Prove $\sup(f^2(x))\le(\sup(f(x))^2$ Prove $\sup(f^2(x))\le(\sup(f(x))^2$
I am assuming this is true, I could find no counter examples.
$f(x)\le\sup(f(x))$
$f^2(x)\le(\sup(f(x)))^2$ when $f(x)\ge0$
$\sup(f^2(x))\le(\sup(f(x))^2$ when $f(x)\ge0$
now I can't figure out how to prove the case when $f(x)<0$. Any Ideas?
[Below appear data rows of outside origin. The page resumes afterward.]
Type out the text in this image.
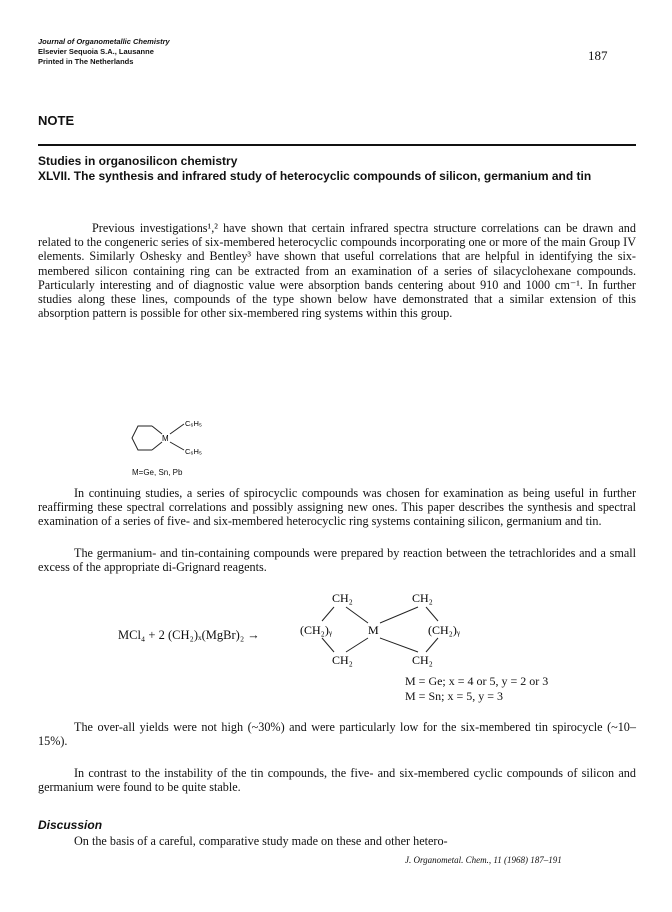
Journal of Organometallic Chemistry
Elsevier Sequoia S.A., Lausanne
Printed in The Netherlands	187
NOTE
Studies in organosilicon chemistry
XLVII. The synthesis and infrared study of heterocyclic compounds of silicon, germanium and tin
Previous investigations¹,² have shown that certain infrared spectra structure correlations can be drawn and related to the congeneric series of six-membered heterocyclic compounds incorporating one or more of the main Group IV elements. Similarly Oshesky and Bentley³ have shown that useful correlations that are helpful in identifying the six-membered silicon containing ring can be extracted from an examination of a series of silacyclohexane compounds. Particularly interesting and of diagnostic value were absorption bands centering about 910 and 1000 cm⁻¹. In further studies along these lines, compounds of the type shown below have demonstrated that a similar extension of this absorption pattern is possible for other six-membered ring systems within this group.
M
C₆H₅
C₆H₅
M=Ge, Sn, Pb
In continuing studies, a series of spirocyclic compounds was chosen for examination as being useful in further reaffirming these spectral correlations and possibly assigning new ones. This paper describes the synthesis and spectral examination of a series of five- and six-membered heterocyclic ring systems containing silicon, germanium and tin.
The germanium- and tin-containing compounds were prepared by reaction between the tetrachlorides and a small excess of the appropriate di-Grignard reagents.
MCl₄ + 2 (CH₂)ₓ(MgBr)₂ →
CH₂	CH₂
(CH₂)ᵧ	M	(CH₂)ᵧ
CH₂	CH₂
M = Ge; x = 4 or 5, y = 2 or 3
M = Sn; x = 5, y = 3
The over-all yields were not high (~30%) and were particularly low for the six-membered tin spirocycle (~10–15%).
In contrast to the instability of the tin compounds, the five- and six-membered cyclic compounds of silicon and germanium were found to be quite stable.
Discussion
On the basis of a careful, comparative study made on these and other hetero-
J. Organometal. Chem., 11 (1968) 187–191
 A: Counterexample: $f(x)=\ln(x)$ in $(0,1]$ with $$\infty=\sup\left(f^2(x)\right)\not\le\left(\sup f(x)\right)^2=0$$
A: Indeed, the opposite is true. $\sup(f)^2$ is the largest value of $f$ squared. This value will either be an infinity or $f(x)^2$ will have values arbitrarily close to $\sup(f)^2$. There also may be a negative value with larger absolute value than the supremum.
A: Let $S = \{f(x)\}_x$, and let $S^2 = \{s^2\}_{s \in S}$.
Then $\sup S^2 = \max(\sup S, - \inf S)^2$.
Since $s^2 \le \sup S^2$, we have $(\sup S)^2 \le \sup S^2$ and $(\inf S)^2 \le \sup S^2$, so $\sup S^2 \ge \max(\sup S, - \inf S)^2$.
Since $|s| = \max(s, -s)$, we have $|s| \le \max(\sup S, -\inf S)$, and since
$x \mapsto x^2$ is increasing on $[0, \infty)$ we have
$s^2 = |s|^2 \le \max(\sup S, -\inf S)^2$. Taking the $\sup $ of the left hand side gives the desired result.
A: If $f$ is any negative values function, then the right had side is $(\sup f)^2 = \inf |f|$ and the left had side is $\sup f^2 = (\sup |f|)^2$. Hence the inequality is false as soon as $f$ is not constant.